Ahir Bharat EmbroideryAhir tribes can be found in Kutch - chiefly Bhuj, Anjar and Mandvi talukas. Their style similar to mochi or aari embroidery. Among the Hindu Ahir the items commonly embroidered are bags (Kothries), wall hangings or Chaklas. In the house on each side of the doorway are Sankias or Barsankias. These embroided strips adorn either side of the doorway with a Toran hanging above the doorway. Sets of embroided clothing lavishly decorated with Shisha or mirror work forms an important part of their ceremonial clothing.

The Ahirs, who migrated from Gokul Mathura settled mostly in Kutch and Saurashtra. They are mostly engaged in agriculture. Women of the Ahir community do needle work, when they get time from the work m the house and fields. This embroidery resembles Rabari stitches but only round mirrors are used with geometrical and floral motifs. Their dresses are embellished with embroidered articles. Kotay, Dhori, Sumraser, Habai, Lodai, Dharempur, Padhar, Dhanette, Mamuara, Nagor, Cheperedi are main centres of Ahir embroidery.

Patterns and Stitches
Ahir bharat has a flowing style. Motifs such as peacocks, parrots, scorpions, elephants, the milk maid and flowers are used. The designs are drawn free hand and transferred on to the cloth using stencil.

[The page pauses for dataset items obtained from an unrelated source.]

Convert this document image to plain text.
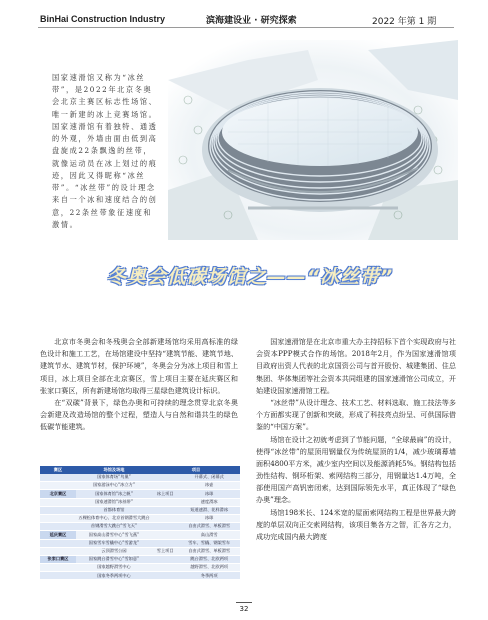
BinHai Construction Industry	滨海建设业 · 研究探索	2022 年第 1 期
国家速滑馆又称为“冰丝带”，是2022年北京冬奥会北京主赛区标志性场馆、唯一新建的冰上竞赛场馆。国家速滑馆有着独特、通透的外观，外墙由面由低到高盘旋成22条飘逸的丝带，就像运动员在冰上划过的痕迹，因此又得昵称“冰丝带”。“冰丝带”的设计理念来自一个冰和速度结合的创意，22条丝带象征速度和激情。
冬奥会低碳场馆之——“冰丝带”

北京市冬奥会和冬残奥会全部新建场馆均采用高标准的绿色设计和施工工艺，在场馆建设中坚持“建筑节能、建筑节地、建筑节水、建筑节材，保护环境”，冬奥会分为冰上项目和雪上项目，冰上项目全部在北京赛区，雪上项目主要在延庆赛区和张家口赛区，所有新建场馆均取得三星绿色建筑设计标识。

在“双碳”背景下，绿色办奥和可持续的理念贯穿北京冬奥会新建及改造场馆的整个过程，塑造人与自然和谐共生的绿色低碳节能建筑。

赛区	场馆及场地	项目	
	国家体育场“鸟巢”		开幕式、闭幕式
	国家游泳中心“冰立方”		冰壶
北京赛区	国家体育馆“冰之帆”	冰上项目	冰球
	国家速滑馆“冰丝带”		速度滑冰
	首都体育馆		短道速滑、花样滑冰
	五棵松体育中心、北京首钢滑雪大跳台		冰球
	首钢滑雪大跳台“雪飞天”		自由式滑雪、单板滑雪
延庆赛区	国家高山滑雪中心“雪飞燕”		高山滑雪
	国家雪车雪橇中心“雪游龙”		雪车、雪橇、钢架雪车
	云顶滑雪公园	雪上项目	自由式滑雪、单板滑雪
张家口赛区	国家跳台滑雪中心“雪如意”		跳台滑雪、北欧两项
	国家越野滑雪中心		越野滑雪、北欧两项
	国家冬季两项中心		冬季两项

国家速滑馆是在北京市重大办主持招标下首个实现政府与社会资本PPP模式合作的场馆。2018年2月，作为国家速滑馆项目政府出资人代表的北京国资公司与首开股份、城建集团、住总集团、华体集团等社会资本共同组建的国家速滑馆公司成立，开始建设国家速滑馆工程。

“冰丝带”从设计理念、技术工艺、材料选取、施工技法等多个方面都实现了创新和突破，形成了科技亮点纷呈、可供国际借鉴的“中国方案”。

场馆在设计之初就考虑到了节能问题，“全球最扁”的设计，使得“冰丝带”的屋顶用钢量仅为传统屋顶的1/4，减少玻璃幕墙面积4800平方米，减少室内空间以及能源消耗5%。钢结构包括劲性结构、钢环桁架、索网结构三部分，用钢量达1.4万吨，全部使用国产高钒密闭索，达到国际领先水平，真正体现了“绿色办奥”理念。

场馆198米长、124米宽的屋面索网结构工程是世界最大跨度的单层双向正交索网结构，该项目集各方之智，汇各方之力，成功完成国内最大跨度

32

The outermost detailed stitch is called ‘kanta’ due to its resemblance to babool tree thorn. ‘Bakhiya’ is a detailing stitch and ‘dana’ is used for filling gaps. Chain stitch called ’sankali is used for outlines filled in with a herringbone stitch called ‘vana’. Mirrors, called ‘abhla’ are used frequently. Tear drop shap is most commonly used in different motifs.